Jambi (ANTARA) - Program Studi (Prodi) Sastra Indonesia Fakultas Keguruan dan Ilmu Pendidikan (FKIP) Universitas Jambi (UNJA) mendorong inovasi pelestarian aksara incung (sistem penulisan abugida yang digunakan Suku Kerinci di dataran tinggi Jambi).
Langkah yang dilakukan UNJA menggelar kuliah umum dengan tema "Tantangan, peluang, dan inovasi pelestarian aksara incung," berlangsung di Aula Rektorat Lantai 3, UNJA, Kamis.
Kegiatan dibuka Ketua Jurusan Sejarah, Seni, dan Arkeologi (SESA) FKIP UNJA, Dr Irma Suryani, dan dihadiri Koordinator Program Studi Sastra Indonesia, Sovia Wulandari, para dosen Prodi Sastra Indonesia, serta mahasiswa.
Kuliah Umum ini menghadirkan narasumber berkompeten, Sean Popo Hardi., S.Pd., M.Hum., dari Gemulun Aksara Indonesia, dan Deki Syaputra Ze, S.Hum., M.Hum., dari Universitas Batanghari.
Irma Suryani menekankan kegiatan ini bermanfaat bagi mahasiswa yang ingin mengenal budayanya sendiri dan sangat bagus kalau mahasiswa bisa melakukan penelitian yang membuat mereka benar-benar tahu dan mendalami budaya sendiri.
"Ini pasti bermanfaat sekali buat mahasiswa. Semoga saja mahasiswa Sastra Indonesia tetap semangat berjuang, karena ini semua adalah bagian dari budaya kita,” tegas Dr Irma.
Ia berharapan agar materi yang disampaikan dapat diimplementasikan dalam bentuk pendidikan, maupun penelitian.
"Sya harap para mahasiswa dapat mengikuti kegiatan ini secara serius dan menyerap materi dari dua narasumber yang hadir,"ujarnya.
Semoga apa yang disampaikan oleh narasumber kita dapat bermanfaat untuk kita semua yang nantinya dapat kita implementasi kan dalam bentuk pendidikan, penelitian dan juga pengabdian.

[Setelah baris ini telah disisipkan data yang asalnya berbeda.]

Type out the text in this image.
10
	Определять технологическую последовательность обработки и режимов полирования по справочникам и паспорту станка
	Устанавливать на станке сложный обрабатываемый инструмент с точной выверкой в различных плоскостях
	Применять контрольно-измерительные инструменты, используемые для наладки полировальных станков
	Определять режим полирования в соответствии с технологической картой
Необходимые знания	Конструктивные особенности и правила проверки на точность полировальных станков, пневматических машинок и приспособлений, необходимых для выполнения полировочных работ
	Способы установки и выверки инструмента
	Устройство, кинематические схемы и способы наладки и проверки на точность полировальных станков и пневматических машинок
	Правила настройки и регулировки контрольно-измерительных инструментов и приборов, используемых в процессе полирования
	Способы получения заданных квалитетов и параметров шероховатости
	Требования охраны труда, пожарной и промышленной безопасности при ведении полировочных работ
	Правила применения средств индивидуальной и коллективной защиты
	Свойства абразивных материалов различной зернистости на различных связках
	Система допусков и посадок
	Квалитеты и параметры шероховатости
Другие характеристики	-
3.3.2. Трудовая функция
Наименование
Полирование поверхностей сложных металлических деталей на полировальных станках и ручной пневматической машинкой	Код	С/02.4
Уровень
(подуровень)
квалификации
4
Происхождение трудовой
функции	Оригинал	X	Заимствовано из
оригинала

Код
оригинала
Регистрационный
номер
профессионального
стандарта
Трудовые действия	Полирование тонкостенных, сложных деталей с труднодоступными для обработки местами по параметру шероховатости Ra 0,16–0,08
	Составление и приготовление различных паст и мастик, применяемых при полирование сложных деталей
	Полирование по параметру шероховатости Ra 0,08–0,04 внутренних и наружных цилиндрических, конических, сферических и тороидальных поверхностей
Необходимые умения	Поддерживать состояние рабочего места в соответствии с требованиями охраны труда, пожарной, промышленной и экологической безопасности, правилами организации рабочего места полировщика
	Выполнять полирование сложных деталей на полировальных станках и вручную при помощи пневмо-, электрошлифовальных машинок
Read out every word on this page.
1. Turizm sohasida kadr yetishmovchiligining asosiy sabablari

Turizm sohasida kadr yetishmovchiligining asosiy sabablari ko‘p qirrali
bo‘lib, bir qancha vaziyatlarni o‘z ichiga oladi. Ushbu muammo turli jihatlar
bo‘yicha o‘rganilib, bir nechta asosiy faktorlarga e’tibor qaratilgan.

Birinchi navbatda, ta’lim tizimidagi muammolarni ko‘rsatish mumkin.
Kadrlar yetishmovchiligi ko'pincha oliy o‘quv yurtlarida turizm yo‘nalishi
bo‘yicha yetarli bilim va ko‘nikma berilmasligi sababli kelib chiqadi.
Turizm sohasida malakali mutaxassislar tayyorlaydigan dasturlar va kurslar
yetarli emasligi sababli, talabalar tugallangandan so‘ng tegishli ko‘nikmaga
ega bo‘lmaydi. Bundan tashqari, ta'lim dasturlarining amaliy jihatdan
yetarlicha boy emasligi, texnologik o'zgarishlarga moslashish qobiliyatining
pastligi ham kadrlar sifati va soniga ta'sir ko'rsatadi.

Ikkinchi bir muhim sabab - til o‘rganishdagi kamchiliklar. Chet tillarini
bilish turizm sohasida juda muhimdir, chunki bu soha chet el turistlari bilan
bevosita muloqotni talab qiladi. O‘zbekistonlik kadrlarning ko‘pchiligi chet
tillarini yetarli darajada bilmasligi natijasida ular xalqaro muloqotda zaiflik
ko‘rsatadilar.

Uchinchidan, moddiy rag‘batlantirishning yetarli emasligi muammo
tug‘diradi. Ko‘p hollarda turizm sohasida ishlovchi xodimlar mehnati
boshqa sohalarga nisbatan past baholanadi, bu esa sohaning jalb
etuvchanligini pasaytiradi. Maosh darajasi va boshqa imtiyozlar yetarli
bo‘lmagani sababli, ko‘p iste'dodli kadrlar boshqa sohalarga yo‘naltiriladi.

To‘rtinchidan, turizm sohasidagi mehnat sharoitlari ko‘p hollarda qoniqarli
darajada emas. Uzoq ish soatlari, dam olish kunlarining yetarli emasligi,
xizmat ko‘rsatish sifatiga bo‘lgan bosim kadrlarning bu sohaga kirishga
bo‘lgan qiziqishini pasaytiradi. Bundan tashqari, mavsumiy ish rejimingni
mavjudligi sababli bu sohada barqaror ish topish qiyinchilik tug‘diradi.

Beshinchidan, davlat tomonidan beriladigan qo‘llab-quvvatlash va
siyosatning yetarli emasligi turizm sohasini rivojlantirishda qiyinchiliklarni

Sementara itu Dwi Rahariyoso, selaku ketua panitia menyampaikan perasaan terhadap kuliah umum ini bahwasanya kegiatan ini salah satu rintisan apresiasi untuk memperkuat basis dari aksara di Jambi.
“Kegiatan ini salah satu rintisan apresiasi dari prodi untuk lebih memperkuat basis dari aksara yang berkembang di Jambi. Mudah-mudahan kuliah umum ini menghasilkan satu sinergi yang kontinu untuk dikembangkan pada kajian-kajian yang lebih mendalam,” katanya.
Penyampaian materi oleh kedua narasumber, diharapkan kuliah umum menjadi titik balik dan semoga upaya digitalisasi dan inovasi dapat membuat Aksara Incung lebih mudah diakses dan dipelajari, khususnya oleh generasi muda Jambi.
"Dengan begitu, warisan budaya tak benda ini tidak hanya tersimpan di museum, tetapi menjadi bagian hidup yang aktif dan dibanggakan di era teknologi," kata Dwi Rahariyoso.